Estimating diffusivity along a reaction coordinate in the high friction limit: Insights on pulse times in laser-induced nucleation

In the high friction limit of Kramers' theory, the diffusion coefficient for motion along the reaction coordinate is a crucial parameter in determining reaction rates from mean first passage times. The Einstein relation between mean squared displacement, time, and diffusivity is inaccurate at short times because of ballistic motion and inaccurate at long times because trajectories drift away from maxima in the potential of mean force. Starting from the Smoluchowski equation for a downward parabolic barrier, we show how drift induced by the potential of mean force can be included in estimating the diffusivity. A modified relation between mean squared displacement, time, and diffusivity now also includes a dependence on the barrier curvature.

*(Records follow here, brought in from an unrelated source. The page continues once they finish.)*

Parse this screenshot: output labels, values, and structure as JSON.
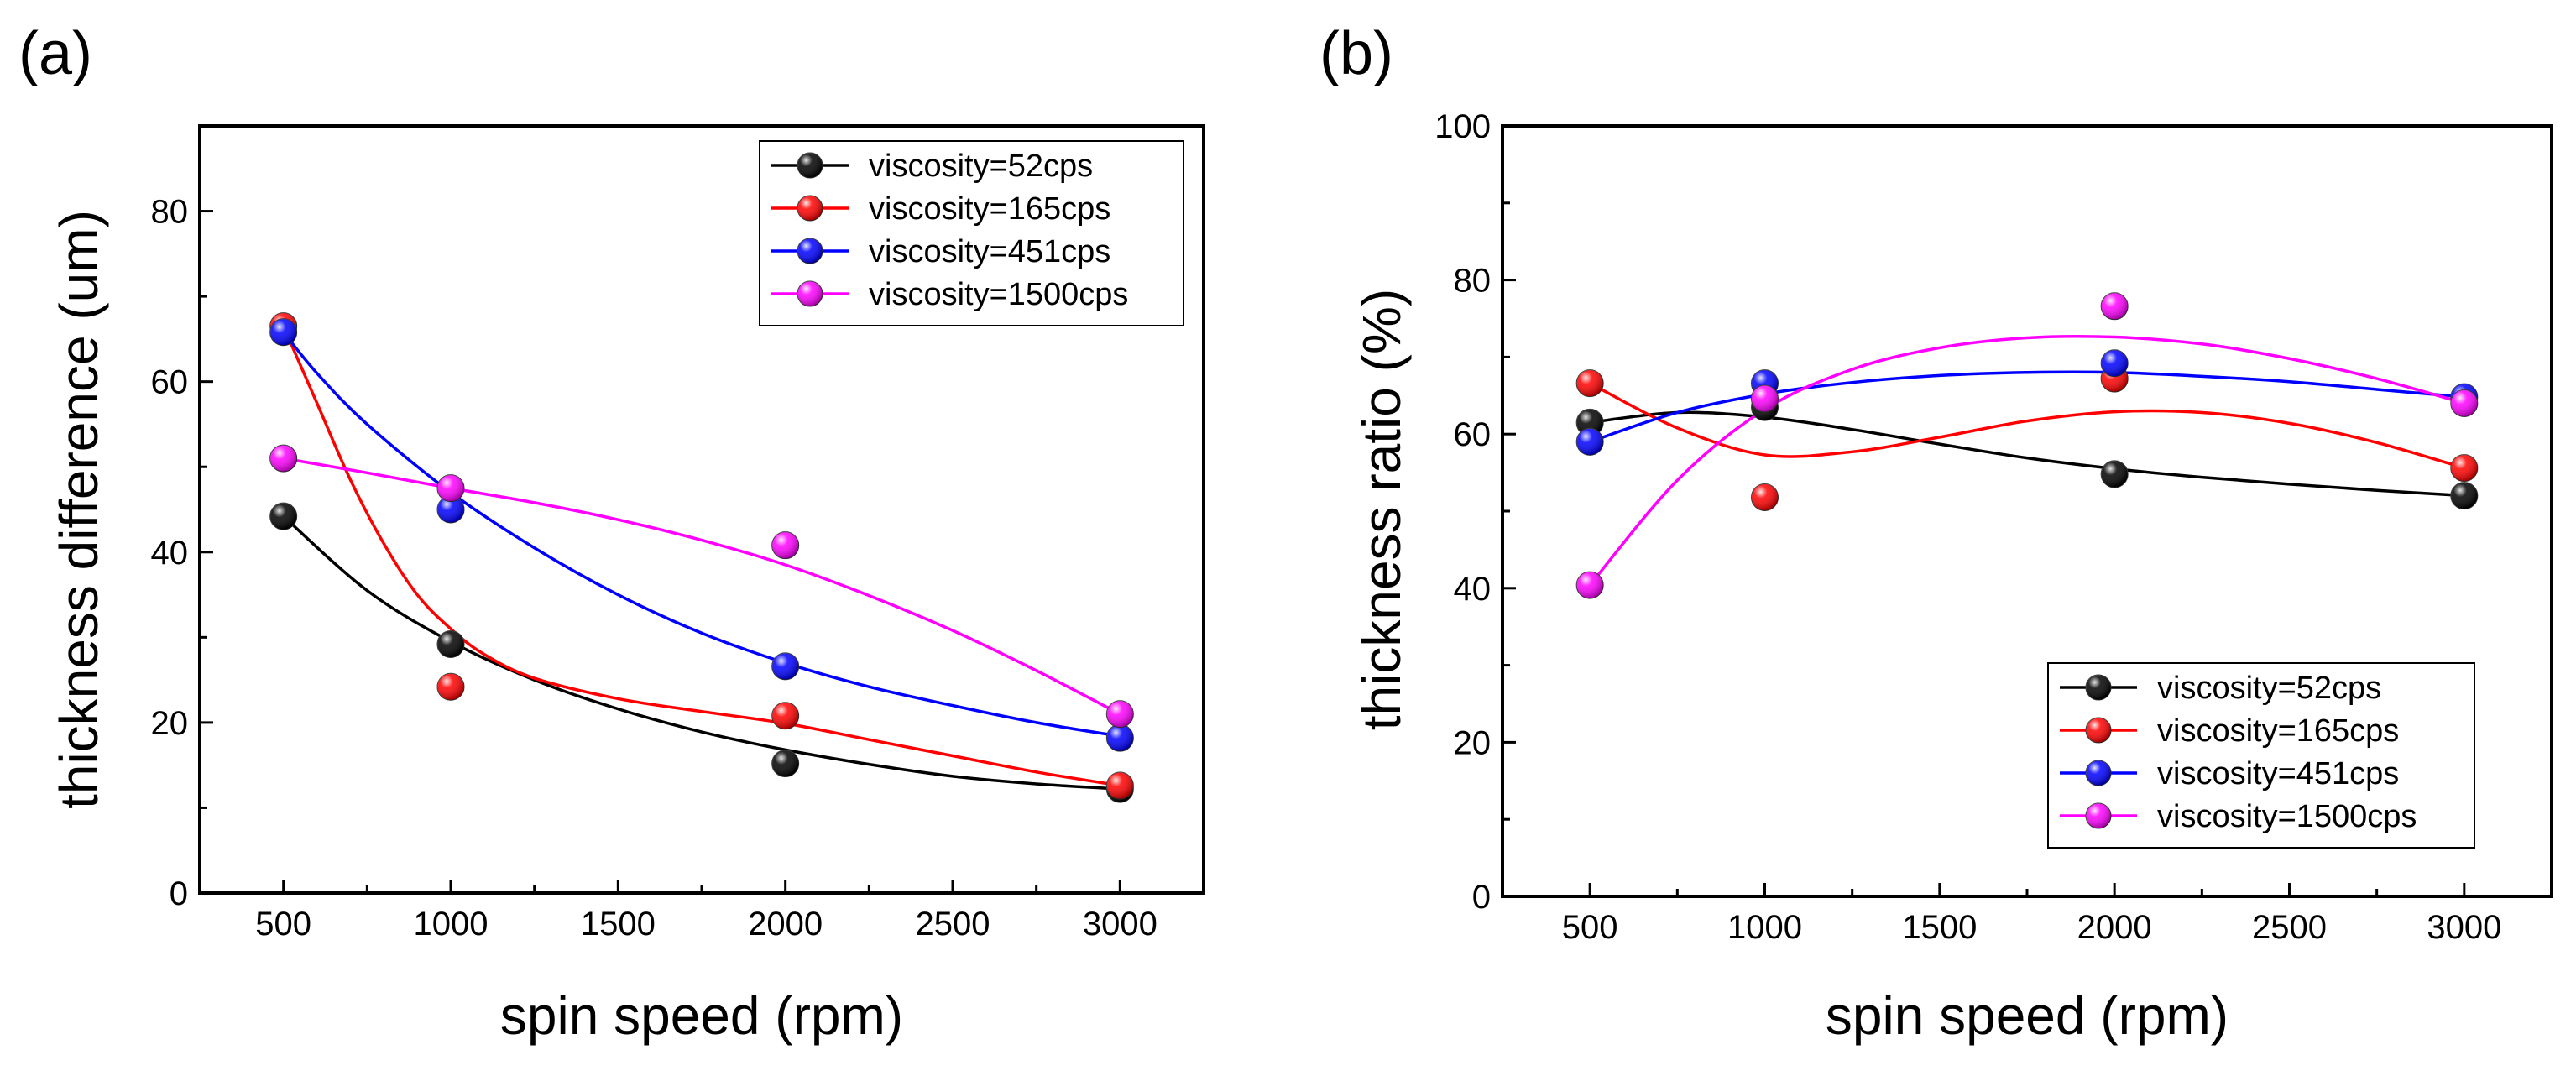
{
  "figure_labels": [
    "(a)",
    "(b)"
  ],
  "chart_data": [
    {
      "type": "scatter",
      "panel": "(a)",
      "title": "",
      "xlabel": "spin speed (rpm)",
      "ylabel": "thickness difference (um)",
      "xlim": [
        250,
        3250
      ],
      "ylim": [
        0,
        90
      ],
      "xticks": [
        500,
        1000,
        1500,
        2000,
        2500,
        3000
      ],
      "yticks": [
        0,
        20,
        40,
        60,
        80
      ],
      "grid": false,
      "legend_position": "top-right",
      "x": [
        500,
        1000,
        2000,
        3000
      ],
      "series": [
        {
          "name": "viscosity=52cps",
          "color": "#000000",
          "values": [
            44.2,
            29.2,
            15.2,
            12.2
          ],
          "fit": [
            [
              500,
              44.2
            ],
            [
              750,
              35.5
            ],
            [
              1000,
              29.5
            ],
            [
              1250,
              25
            ],
            [
              1500,
              21.6
            ],
            [
              1750,
              18.9
            ],
            [
              2000,
              16.8
            ],
            [
              2250,
              15.1
            ],
            [
              2500,
              13.7
            ],
            [
              2750,
              12.8
            ],
            [
              3000,
              12.2
            ]
          ]
        },
        {
          "name": "viscosity=165cps",
          "color": "#ff0000",
          "values": [
            66.5,
            24.2,
            20.8,
            12.6
          ],
          "fit": [
            [
              500,
              66.5
            ],
            [
              600,
              57.5
            ],
            [
              700,
              48.5
            ],
            [
              800,
              41
            ],
            [
              900,
              35
            ],
            [
              1000,
              31
            ],
            [
              1100,
              28
            ],
            [
              1250,
              25.2
            ],
            [
              1500,
              22.8
            ],
            [
              1750,
              21.3
            ],
            [
              2000,
              19.9
            ],
            [
              2250,
              18
            ],
            [
              2500,
              16.1
            ],
            [
              2750,
              14.2
            ],
            [
              3000,
              12.6
            ]
          ]
        },
        {
          "name": "viscosity=451cps",
          "color": "#0000ff",
          "values": [
            65.8,
            45.0,
            26.6,
            18.2
          ],
          "fit": [
            [
              500,
              65.8
            ],
            [
              600,
              61
            ],
            [
              750,
              55
            ],
            [
              1000,
              47
            ],
            [
              1250,
              40.5
            ],
            [
              1500,
              35
            ],
            [
              1750,
              30.5
            ],
            [
              2000,
              27
            ],
            [
              2250,
              24.2
            ],
            [
              2500,
              22
            ],
            [
              2750,
              20
            ],
            [
              3000,
              18.4
            ]
          ]
        },
        {
          "name": "viscosity=1500cps",
          "color": "#ff00ff",
          "values": [
            51.0,
            47.5,
            40.8,
            21.0
          ],
          "fit": [
            [
              500,
              51
            ],
            [
              750,
              49.3
            ],
            [
              1000,
              47.5
            ],
            [
              1250,
              45.8
            ],
            [
              1500,
              43.8
            ],
            [
              1750,
              41.4
            ],
            [
              2000,
              38.5
            ],
            [
              2250,
              34.9
            ],
            [
              2500,
              30.8
            ],
            [
              2750,
              26.1
            ],
            [
              3000,
              21
            ]
          ]
        }
      ]
    },
    {
      "type": "scatter",
      "panel": "(b)",
      "title": "",
      "xlabel": "spin speed (rpm)",
      "ylabel": "thickness ratio (%)",
      "xlim": [
        250,
        3250
      ],
      "ylim": [
        0,
        100
      ],
      "xticks": [
        500,
        1000,
        1500,
        2000,
        2500,
        3000
      ],
      "yticks": [
        0,
        20,
        40,
        60,
        80,
        100
      ],
      "grid": false,
      "legend_position": "bottom-right",
      "x": [
        500,
        1000,
        2000,
        3000
      ],
      "series": [
        {
          "name": "viscosity=52cps",
          "color": "#000000",
          "values": [
            61.5,
            63.5,
            54.8,
            52.0
          ],
          "fit": [
            [
              500,
              61.5
            ],
            [
              750,
              62.8
            ],
            [
              1000,
              62.2
            ],
            [
              1250,
              60.6
            ],
            [
              1500,
              58.7
            ],
            [
              1750,
              56.9
            ],
            [
              2000,
              55.5
            ],
            [
              2250,
              54.4
            ],
            [
              2500,
              53.5
            ],
            [
              2750,
              52.7
            ],
            [
              3000,
              52
            ]
          ]
        },
        {
          "name": "viscosity=165cps",
          "color": "#ff0000",
          "values": [
            66.6,
            51.8,
            67.2,
            55.6
          ],
          "fit": [
            [
              500,
              66.6
            ],
            [
              750,
              60.8
            ],
            [
              1000,
              57.3
            ],
            [
              1250,
              57.7
            ],
            [
              1500,
              59.6
            ],
            [
              1750,
              61.7
            ],
            [
              2000,
              62.9
            ],
            [
              2250,
              62.8
            ],
            [
              2500,
              61.4
            ],
            [
              2750,
              58.9
            ],
            [
              3000,
              55.6
            ]
          ]
        },
        {
          "name": "viscosity=451cps",
          "color": "#0000ff",
          "values": [
            59.0,
            66.6,
            69.2,
            64.8
          ],
          "fit": [
            [
              500,
              59
            ],
            [
              750,
              62.8
            ],
            [
              1000,
              65.2
            ],
            [
              1250,
              66.7
            ],
            [
              1500,
              67.6
            ],
            [
              1750,
              68
            ],
            [
              2000,
              68
            ],
            [
              2250,
              67.5
            ],
            [
              2500,
              66.8
            ],
            [
              2750,
              65.8
            ],
            [
              3000,
              64.8
            ]
          ]
        },
        {
          "name": "viscosity=1500cps",
          "color": "#ff00ff",
          "values": [
            40.4,
            64.6,
            76.6,
            64.0
          ],
          "fit": [
            [
              500,
              40.4
            ],
            [
              750,
              54
            ],
            [
              1000,
              63.2
            ],
            [
              1250,
              68.4
            ],
            [
              1500,
              71.2
            ],
            [
              1750,
              72.5
            ],
            [
              2000,
              72.6
            ],
            [
              2250,
              71.7
            ],
            [
              2500,
              69.8
            ],
            [
              2750,
              67.2
            ],
            [
              3000,
              64
            ]
          ]
        }
      ]
    }
  ]
}
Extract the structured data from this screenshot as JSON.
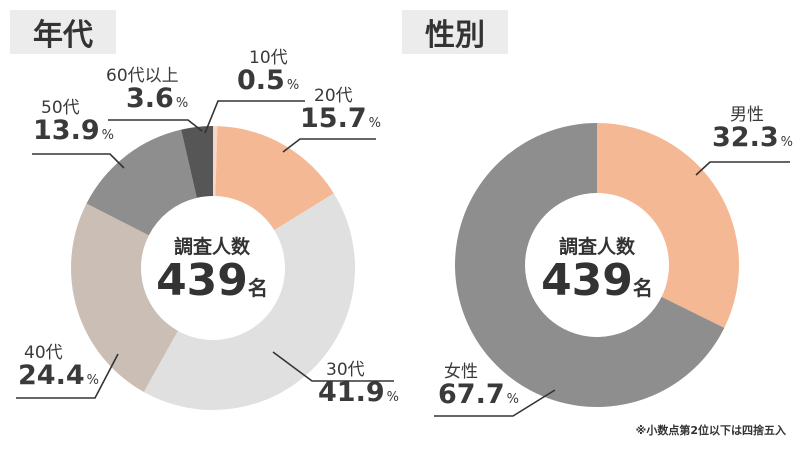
{
  "age_panel": {
    "title": "年代",
    "center_caption": "調査人数",
    "center_number": "439",
    "center_unit": "名"
  },
  "gender_panel": {
    "title": "性別",
    "center_caption": "調査人数",
    "center_number": "439",
    "center_unit": "名"
  },
  "labels": {
    "age": [
      {
        "cat": "10代",
        "val": "0.5",
        "pct": "%"
      },
      {
        "cat": "20代",
        "val": "15.7",
        "pct": "%"
      },
      {
        "cat": "30代",
        "val": "41.9",
        "pct": "%"
      },
      {
        "cat": "40代",
        "val": "24.4",
        "pct": "%"
      },
      {
        "cat": "50代",
        "val": "13.9",
        "pct": "%"
      },
      {
        "cat": "60代以上",
        "val": "3.6",
        "pct": "%"
      }
    ],
    "gender": [
      {
        "cat": "男性",
        "val": "32.3",
        "pct": "%"
      },
      {
        "cat": "女性",
        "val": "67.7",
        "pct": "%"
      }
    ]
  },
  "footnote": "※小数点第2位以下は四捨五入",
  "chart_data": [
    {
      "type": "pie",
      "title": "年代",
      "donut": true,
      "center_text": "調査人数 439名",
      "categories": [
        "10代",
        "20代",
        "30代",
        "40代",
        "50代",
        "60代以上"
      ],
      "values": [
        0.5,
        15.7,
        41.9,
        24.4,
        13.9,
        3.6
      ],
      "unit": "%",
      "colors": [
        "#f7d6c6",
        "#f4b994",
        "#e0e0e0",
        "#cbbfb5",
        "#8e8e8e",
        "#565656"
      ]
    },
    {
      "type": "pie",
      "title": "性別",
      "donut": true,
      "center_text": "調査人数 439名",
      "categories": [
        "男性",
        "女性"
      ],
      "values": [
        32.3,
        67.7
      ],
      "unit": "%",
      "colors": [
        "#f4b994",
        "#8e8e8e"
      ]
    }
  ]
}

The new relation provides the diffusivity at the top of the barrier from a linear regression that is analogous to the procedure commonly used with Einstein's relation. The new approach has particular advantages over previous approaches when evaluations of the reaction coordinate are costly or when the reaction coordinate cannot be differentiated to compute restraining forces or velocities. We use the new method to study the dynamics of barrier crossing in a Potts lattice gas model of nucleation from solution. Our analysis shows that some current hypotheses about laser-induced nucleation mechanisms lead to a nonzero threshold laser pulse duration below which a laser pulse will not affect nucleation. We therefore propose experiments that might be used to test these hypotheses.